Can you manage a low 'E'? That's 3 octaves below middle C…

Can you manage a low 'E'? That's 3 octaves below middle C…

main

norman lebrecht

February 03, 2012

If you can, Decca want to hear from you. Will-and-Kate wedding composer Paul Mealor has written something that goes right off the scale and needs a latterday Chaliapin to bring it off. Please do not try this at home.

Read on here.

Comments

  • Emil Archambault says:

    That’s about an octave and a half lower than my lowest note…a G/A…

  • Yaroslav says:

    http://www.primefan.ru/stuff/music/zvon.mp3

    Here at 3:59 you can hear really good Russian E1 which Decca calls for.
    The soloist is Yuri Vishnyakov, he lives in Moscow.

  • Snowfire says:

    Vladimir Miller (for sure, I’ve heard him do E1)
    Fernando Araujo (maybe)
    Campbell Vertesi (maybe)
    Mikhail Kruglov (maybe)

    These two are retired , but they used to sing notes like this:

    Vladimir Pasyukov
    Mikhail Zlatopolsky

    You probably want several guys doubling this note if performed in any sizable space. It’s hard to project solo.

  • May be it will be interesting for you.
    Thanks. Sorry for my English…
    Yours faithfully – Vitaly.

  • John Varhula says:

    I think i hit the note not sure, submitted my entry anyway. Hopefully i did.

  • Mike Begley says:

    Someone might want to make the chaps at Decca aware that, at standard A=440 tuning, that e is 41.203 Hz. There are few speaker systems that will reproduce that frequency with any accuracy – it would really require the use of a subwoofer. And, played through an iPod or some such device, it will essentially be inaudible – and if audible it would be significantly distorted.

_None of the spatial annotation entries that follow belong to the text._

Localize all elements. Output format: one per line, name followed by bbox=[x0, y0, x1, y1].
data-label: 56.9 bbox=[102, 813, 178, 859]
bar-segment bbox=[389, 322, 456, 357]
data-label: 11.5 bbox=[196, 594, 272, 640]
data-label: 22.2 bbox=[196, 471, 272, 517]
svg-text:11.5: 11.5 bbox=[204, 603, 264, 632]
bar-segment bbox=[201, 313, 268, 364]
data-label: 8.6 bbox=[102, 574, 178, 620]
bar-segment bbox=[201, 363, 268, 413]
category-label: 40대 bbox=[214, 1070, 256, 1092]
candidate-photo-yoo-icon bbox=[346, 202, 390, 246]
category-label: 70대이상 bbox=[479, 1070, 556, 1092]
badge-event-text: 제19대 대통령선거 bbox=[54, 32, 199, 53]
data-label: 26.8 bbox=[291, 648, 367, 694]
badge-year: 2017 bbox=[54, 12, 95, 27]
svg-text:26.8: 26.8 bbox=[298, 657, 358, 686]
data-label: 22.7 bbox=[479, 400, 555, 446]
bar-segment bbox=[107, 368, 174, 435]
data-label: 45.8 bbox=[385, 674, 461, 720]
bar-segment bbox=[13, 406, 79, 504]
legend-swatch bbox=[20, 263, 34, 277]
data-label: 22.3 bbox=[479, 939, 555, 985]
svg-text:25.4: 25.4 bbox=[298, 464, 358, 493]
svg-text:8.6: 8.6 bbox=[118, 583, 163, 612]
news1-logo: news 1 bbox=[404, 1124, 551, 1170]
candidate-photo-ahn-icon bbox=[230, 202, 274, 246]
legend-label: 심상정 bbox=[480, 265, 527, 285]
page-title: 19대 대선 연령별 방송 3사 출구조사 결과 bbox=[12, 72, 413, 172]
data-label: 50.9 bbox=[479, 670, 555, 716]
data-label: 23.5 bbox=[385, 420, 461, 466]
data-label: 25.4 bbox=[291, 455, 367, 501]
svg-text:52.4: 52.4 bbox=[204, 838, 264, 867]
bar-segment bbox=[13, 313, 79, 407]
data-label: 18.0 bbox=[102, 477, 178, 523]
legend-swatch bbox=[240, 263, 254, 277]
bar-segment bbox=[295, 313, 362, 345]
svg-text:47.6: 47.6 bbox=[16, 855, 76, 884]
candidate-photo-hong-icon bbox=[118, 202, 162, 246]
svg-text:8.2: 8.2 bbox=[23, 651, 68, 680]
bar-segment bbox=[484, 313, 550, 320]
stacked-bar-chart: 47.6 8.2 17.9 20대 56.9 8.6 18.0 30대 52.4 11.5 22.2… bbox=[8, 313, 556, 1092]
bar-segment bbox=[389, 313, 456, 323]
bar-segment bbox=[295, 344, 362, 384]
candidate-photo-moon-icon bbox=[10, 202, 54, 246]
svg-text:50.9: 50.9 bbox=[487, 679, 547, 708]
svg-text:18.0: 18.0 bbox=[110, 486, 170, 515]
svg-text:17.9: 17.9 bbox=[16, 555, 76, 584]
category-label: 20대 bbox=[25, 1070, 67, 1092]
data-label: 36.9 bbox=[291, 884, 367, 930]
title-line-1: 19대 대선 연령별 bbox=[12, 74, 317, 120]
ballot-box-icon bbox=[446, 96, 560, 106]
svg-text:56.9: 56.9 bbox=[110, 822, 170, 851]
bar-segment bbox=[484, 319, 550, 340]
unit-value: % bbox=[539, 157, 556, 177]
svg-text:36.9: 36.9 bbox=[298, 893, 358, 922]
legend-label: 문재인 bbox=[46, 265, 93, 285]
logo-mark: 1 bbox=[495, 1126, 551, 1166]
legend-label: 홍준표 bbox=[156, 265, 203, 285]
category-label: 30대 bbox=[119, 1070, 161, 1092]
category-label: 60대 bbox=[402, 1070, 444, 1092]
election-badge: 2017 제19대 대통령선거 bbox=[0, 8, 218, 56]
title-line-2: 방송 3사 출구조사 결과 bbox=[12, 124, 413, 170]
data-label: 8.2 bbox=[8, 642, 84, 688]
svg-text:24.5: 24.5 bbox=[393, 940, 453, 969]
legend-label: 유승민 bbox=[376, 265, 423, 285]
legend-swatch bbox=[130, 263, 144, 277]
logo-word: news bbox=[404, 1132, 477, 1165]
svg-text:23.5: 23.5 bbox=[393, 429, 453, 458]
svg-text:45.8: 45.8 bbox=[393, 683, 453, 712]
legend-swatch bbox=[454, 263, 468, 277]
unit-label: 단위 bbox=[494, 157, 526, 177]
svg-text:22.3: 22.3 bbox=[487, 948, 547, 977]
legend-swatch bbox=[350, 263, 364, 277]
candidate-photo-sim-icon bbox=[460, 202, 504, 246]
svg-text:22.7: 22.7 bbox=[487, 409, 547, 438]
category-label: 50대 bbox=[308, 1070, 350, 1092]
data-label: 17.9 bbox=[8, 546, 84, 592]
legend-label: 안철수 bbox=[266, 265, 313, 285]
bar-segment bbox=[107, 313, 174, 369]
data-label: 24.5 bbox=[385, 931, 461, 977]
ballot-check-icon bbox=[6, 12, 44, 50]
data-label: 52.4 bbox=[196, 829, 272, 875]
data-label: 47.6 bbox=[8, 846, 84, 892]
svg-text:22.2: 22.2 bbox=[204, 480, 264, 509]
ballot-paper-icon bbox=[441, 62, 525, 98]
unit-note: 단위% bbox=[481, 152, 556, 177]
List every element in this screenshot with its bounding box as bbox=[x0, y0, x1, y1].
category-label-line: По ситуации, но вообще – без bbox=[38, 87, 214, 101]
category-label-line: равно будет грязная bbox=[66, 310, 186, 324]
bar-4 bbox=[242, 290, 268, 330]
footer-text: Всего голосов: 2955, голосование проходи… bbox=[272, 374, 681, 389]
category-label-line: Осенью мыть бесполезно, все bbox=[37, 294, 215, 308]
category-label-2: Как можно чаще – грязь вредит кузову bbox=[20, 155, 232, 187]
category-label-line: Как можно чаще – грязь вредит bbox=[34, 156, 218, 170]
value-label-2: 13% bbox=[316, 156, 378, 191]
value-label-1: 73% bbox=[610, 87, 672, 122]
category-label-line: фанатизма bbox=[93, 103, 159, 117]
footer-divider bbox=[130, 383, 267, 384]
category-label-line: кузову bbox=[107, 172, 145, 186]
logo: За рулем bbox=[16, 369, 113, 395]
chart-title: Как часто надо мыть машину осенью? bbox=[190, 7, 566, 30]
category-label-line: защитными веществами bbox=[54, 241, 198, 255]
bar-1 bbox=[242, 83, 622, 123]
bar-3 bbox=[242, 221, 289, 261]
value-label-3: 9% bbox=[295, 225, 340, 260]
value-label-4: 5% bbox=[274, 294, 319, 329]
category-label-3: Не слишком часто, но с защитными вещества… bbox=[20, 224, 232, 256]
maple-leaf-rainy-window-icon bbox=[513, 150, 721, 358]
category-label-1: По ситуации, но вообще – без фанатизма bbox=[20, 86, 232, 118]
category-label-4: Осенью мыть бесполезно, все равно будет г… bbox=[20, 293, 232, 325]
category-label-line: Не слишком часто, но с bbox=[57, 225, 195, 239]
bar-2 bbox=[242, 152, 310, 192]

    The reference I checked online says that sounds below 35 Hz are felt more than truly heard. They might as well incorporate some dog whistles as well!

    Just for the record, I sing down to B1 (61.725 Hz), but truly, anything below the D (73.416 Hz) is not much more than a growl. But I am a baritone and the lowest I need to sing is the D (it’s an optional low note for Tonio in Act 2 of Pagliacci). Maybe a true tiefer bass would be heard below B1, live. But a record producer putting that low a tone in a recording and expecting that it will reproduce anywhere near accurately on general consumer electronics is a great optimist, at the least.